Enfin assis, je pu clairement regarder l’écran et me dit… »tiens Donald ?! Mais, qu’est…que …. c’est beau ! C’est comme à la télé ! On dirait un dessin animé, tout s’anime à merveille, et… quelle fluidité ! » Rappelez-vous chers lecteurs et lectrices, qu’à cette époque, les jeux 16 bits sont le top et que nous jouons sur de petites télés, notamment ces fameuses cathodiques de 36cm de diagonales vues comme un objet libérateur pour les parents car elles permettaient à bas coût d’équiper le foyer d’une seconde télévision.

Découverte du jeu

Mais revenons à ces premières impressions, le grand frère de mon ami venait juste d’allumer le jeu et se trouvait au premier niveau : Duckburg (Canardville pour nous francophones). Et je trouvais les animations de Donald exemplaires ! Elles me rappelaient irrémédiablement « La Bande à Picsou«  diffusé à l’époque tous les weekends dans le Disney Club (émission jeunesse de TF1 dans les années 90)
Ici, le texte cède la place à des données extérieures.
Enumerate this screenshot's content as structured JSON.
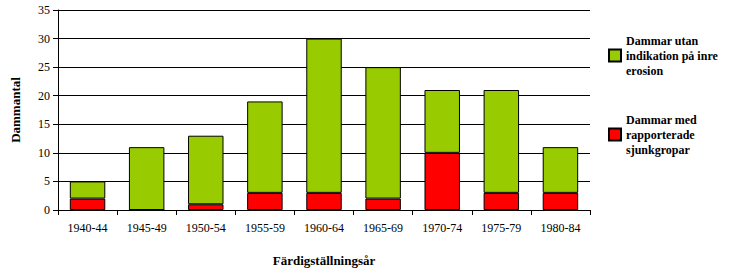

« Et cette arme qu’il a, c’est quoi ? Un pistolet ventouse ?! Ça marche vraiment ? » demandais-je. En tout cas, l’attitude que prend Donald en tirant est hilarante ! Quant aux décors, ils m’apparaissaient splendides, ils étaient colorés et respiraient la bonne humeur, et ces ennemis ! Mais oui, je le reconnais, c’est Pat Hibulaire, l’ennemi juré de Mickey ! (Certes, par soucis de cohérence, ce rôle aurait dû revenir aux Rapetous, bien qu’il soit arrivé dans l’histoire des BDs Disney que l’univers de Donald soit regroupé avec celui de Mickey mais je m’égare)

Au-delà de ces premières impressions, mon souvenir le plus impérissable allait bientôt être gravé à jamais dans ma mémoire, le grand frère qui n’y jouait pas pour la première fois me dit « Regarde, là je vais prendre des piments et Donald va s’énerver comme dans le dessin animé« . Perplexe, je le regarde récupérer les piments rouges et certainement cultivés en Amérique du sud, et, tout d’un coup, au bout du cinquième, Donald se met à accélérer et à parcourir le niveau à une vitesse folle, réduisant à néant tous les ennemis qu’il touche affublé de son cri si caractéristique !

Bon le voilà qui revient à son état normal. Le grand frère toujours à la manette, je découvre de curieux ennemis, des tortues qui marchent et qui peuvent se cacher dans leur carapace, évoquant derechef l’univers Disney. Des chenilles qui sortent des couvercles de poubelles, ou même, mais oui, c’est encore Pat Hibulaire déguisé en grand-mère qui laisse tomber des pots de fleurs du haut des fenêtres ! Quelle immersion dans un dessin animé ! Arrivé à la fin du niveau, voilà que Donald parle à un personnage, une sorte d’explorateur sorti tout droit d’Indiana Jones. Une fenêtre de dialogue s’ouvre, hélas pour moi, l’anglais m’est encore inconnu. Heureusement, le grand frère le comprend suffisamment. Le court dialogue finit, un drapeau est planté au sol, il déplace Donald à côté de celui-ci puis va dans le menu d’option, quand il en sort, un avion piloté par Riri Fifi et Loulou atterri.

Donald s’avance vers l’avion quand l’écran fait alors apparaître…une carte au trésor ! Elle fait office de choix des niveaux, seul trois sont sélectionnables mais d’après le grand frère de mon ami, il y en aurait plein d’autres à découvrir?! C’est incroyable, il y a du choix, de l’aventure, des énigmes à résoudre ! Me voilà définitivement conquis par ma découverte du jour, « Comment ça s’appelle » lui demandai-je, « Quackshot » me dit-il.

La Genèse

Ce que je ne savais pas, c’est que mon appréciation pour ce jeu resterait intacte des dizaines d’années après. Mais avant cela, laissez moi tout de même vous parler du jeu en lui-même. Sorti en décembre 91, Quackshot est le deuxième jeu Disney sur la console 16 bits de Sega après Castle of Illusion, et est développé en majeure partie par la même équipe.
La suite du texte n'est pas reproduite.